Resultatenaggregatie in de trajecten organisatie
elke PE die direct of indirect werd geraakt in de vorige stap wordt geassocieerd met een of meer trajecten. Om de significantie van elke route te berekenen, voor een bepaalde gebruikersteekproef, is het essentieel om het aantal gevonden entiteiten per route te bepalen. Als gevolg van de ouder-kind organisatie van de Reactome routes in een ontologie-achtige hiërarchie, wanneer een entiteit aanwezig is in een bepaalde route is het ook aanwezig in zijn super-routes op een recursieve manier totdat een top-level route is bereikt (d.w.z. als een eiwit aanwezig is in “metabolisme van koolhydraten”, is het ook aanwezig in”metabolisme”).

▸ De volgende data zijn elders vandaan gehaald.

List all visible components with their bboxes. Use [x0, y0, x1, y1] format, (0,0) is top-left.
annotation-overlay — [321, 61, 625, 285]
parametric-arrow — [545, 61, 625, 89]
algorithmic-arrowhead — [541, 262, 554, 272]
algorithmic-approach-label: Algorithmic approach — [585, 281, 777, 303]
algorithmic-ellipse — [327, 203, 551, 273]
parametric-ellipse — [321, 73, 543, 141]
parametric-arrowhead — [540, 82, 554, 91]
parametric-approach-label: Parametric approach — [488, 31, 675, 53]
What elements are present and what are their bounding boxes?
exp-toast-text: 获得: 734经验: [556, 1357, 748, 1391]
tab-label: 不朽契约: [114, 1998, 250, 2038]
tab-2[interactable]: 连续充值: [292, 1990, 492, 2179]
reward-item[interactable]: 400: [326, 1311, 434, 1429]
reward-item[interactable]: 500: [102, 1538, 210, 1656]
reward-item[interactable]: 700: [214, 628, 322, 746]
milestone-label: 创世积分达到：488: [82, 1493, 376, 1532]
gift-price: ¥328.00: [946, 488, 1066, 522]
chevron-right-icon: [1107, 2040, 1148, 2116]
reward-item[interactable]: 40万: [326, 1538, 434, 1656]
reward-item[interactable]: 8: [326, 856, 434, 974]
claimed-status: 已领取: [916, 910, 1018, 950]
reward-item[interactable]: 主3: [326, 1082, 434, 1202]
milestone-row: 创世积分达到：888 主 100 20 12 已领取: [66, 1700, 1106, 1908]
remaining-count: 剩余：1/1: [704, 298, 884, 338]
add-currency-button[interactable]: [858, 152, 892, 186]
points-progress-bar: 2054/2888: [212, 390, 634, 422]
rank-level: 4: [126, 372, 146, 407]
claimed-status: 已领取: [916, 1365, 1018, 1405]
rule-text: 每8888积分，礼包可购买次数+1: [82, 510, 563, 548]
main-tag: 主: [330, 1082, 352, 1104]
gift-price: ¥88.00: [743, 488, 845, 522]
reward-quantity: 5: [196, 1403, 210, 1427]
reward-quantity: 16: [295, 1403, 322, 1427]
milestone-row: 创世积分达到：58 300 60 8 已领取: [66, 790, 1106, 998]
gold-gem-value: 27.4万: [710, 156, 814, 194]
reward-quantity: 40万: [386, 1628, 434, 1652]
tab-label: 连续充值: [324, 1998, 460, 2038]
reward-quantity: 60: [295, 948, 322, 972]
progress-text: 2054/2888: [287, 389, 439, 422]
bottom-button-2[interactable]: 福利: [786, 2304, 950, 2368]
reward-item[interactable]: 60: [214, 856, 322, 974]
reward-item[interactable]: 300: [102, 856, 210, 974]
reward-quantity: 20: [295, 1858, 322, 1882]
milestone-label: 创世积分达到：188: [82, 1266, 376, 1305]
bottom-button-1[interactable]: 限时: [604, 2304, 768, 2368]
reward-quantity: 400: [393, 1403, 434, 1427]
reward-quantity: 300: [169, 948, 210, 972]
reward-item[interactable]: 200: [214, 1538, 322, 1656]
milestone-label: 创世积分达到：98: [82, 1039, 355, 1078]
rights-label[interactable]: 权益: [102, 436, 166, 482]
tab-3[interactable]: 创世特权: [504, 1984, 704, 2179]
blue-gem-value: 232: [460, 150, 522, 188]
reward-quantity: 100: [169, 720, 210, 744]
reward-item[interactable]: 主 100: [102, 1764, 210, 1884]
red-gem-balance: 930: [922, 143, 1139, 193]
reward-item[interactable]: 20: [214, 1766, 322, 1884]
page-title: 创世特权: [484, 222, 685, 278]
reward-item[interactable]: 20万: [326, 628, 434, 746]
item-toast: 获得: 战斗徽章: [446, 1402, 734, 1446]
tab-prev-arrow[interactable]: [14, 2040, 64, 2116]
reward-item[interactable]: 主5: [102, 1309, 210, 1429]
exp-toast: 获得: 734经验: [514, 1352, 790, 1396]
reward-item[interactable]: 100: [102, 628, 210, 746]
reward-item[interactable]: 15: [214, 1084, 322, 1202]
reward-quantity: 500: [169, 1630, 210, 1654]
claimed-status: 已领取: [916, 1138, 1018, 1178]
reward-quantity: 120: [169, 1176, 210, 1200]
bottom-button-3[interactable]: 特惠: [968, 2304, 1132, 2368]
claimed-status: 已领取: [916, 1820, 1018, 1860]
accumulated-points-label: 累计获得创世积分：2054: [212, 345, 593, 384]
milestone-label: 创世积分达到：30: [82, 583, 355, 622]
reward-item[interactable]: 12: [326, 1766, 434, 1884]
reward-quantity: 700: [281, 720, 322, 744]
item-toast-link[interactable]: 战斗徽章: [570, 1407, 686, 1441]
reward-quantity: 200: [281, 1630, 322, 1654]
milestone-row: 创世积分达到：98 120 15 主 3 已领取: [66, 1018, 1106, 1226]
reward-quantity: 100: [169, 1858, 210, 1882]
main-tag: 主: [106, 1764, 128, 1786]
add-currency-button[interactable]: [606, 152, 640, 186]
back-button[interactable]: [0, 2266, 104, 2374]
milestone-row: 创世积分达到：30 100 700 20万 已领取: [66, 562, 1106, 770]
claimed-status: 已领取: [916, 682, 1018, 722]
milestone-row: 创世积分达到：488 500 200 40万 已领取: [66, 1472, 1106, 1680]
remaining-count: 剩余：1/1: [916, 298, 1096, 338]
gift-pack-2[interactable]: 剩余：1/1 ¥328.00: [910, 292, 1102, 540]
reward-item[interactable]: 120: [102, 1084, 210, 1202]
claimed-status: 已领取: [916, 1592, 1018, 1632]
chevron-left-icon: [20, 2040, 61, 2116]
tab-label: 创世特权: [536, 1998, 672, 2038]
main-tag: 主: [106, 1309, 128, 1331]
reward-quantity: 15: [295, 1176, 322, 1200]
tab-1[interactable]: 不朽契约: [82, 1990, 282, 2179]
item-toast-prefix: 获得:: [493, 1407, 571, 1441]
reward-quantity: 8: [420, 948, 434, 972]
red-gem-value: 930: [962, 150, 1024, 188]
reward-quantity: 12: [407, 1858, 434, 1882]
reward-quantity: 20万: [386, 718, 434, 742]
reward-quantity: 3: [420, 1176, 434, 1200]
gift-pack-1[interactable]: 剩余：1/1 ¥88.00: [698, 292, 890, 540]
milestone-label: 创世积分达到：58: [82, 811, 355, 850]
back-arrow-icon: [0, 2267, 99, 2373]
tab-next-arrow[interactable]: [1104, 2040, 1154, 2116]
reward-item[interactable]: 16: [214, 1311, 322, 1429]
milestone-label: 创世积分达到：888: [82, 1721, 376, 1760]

rekening houdend met de eerder besproken vereisten, is een goede datastructuur om deze stap te modelleren een dubbel-gekoppelde boom, waarbij elk knooppunt een pad vertegenwoordigt en links naar zijn ouder en kinderen bevat (Fig. 3). Wanneer een knooppunt in de boom wordt geraakt, kan de actie recursief worden gepropageerd tot aan de root. Om de geheugenvoetafdruk te verkleinen, worden in elk knooppunt alleen identifiers, namen en plaatsaanduidingen voor resultaatberekening bewaard.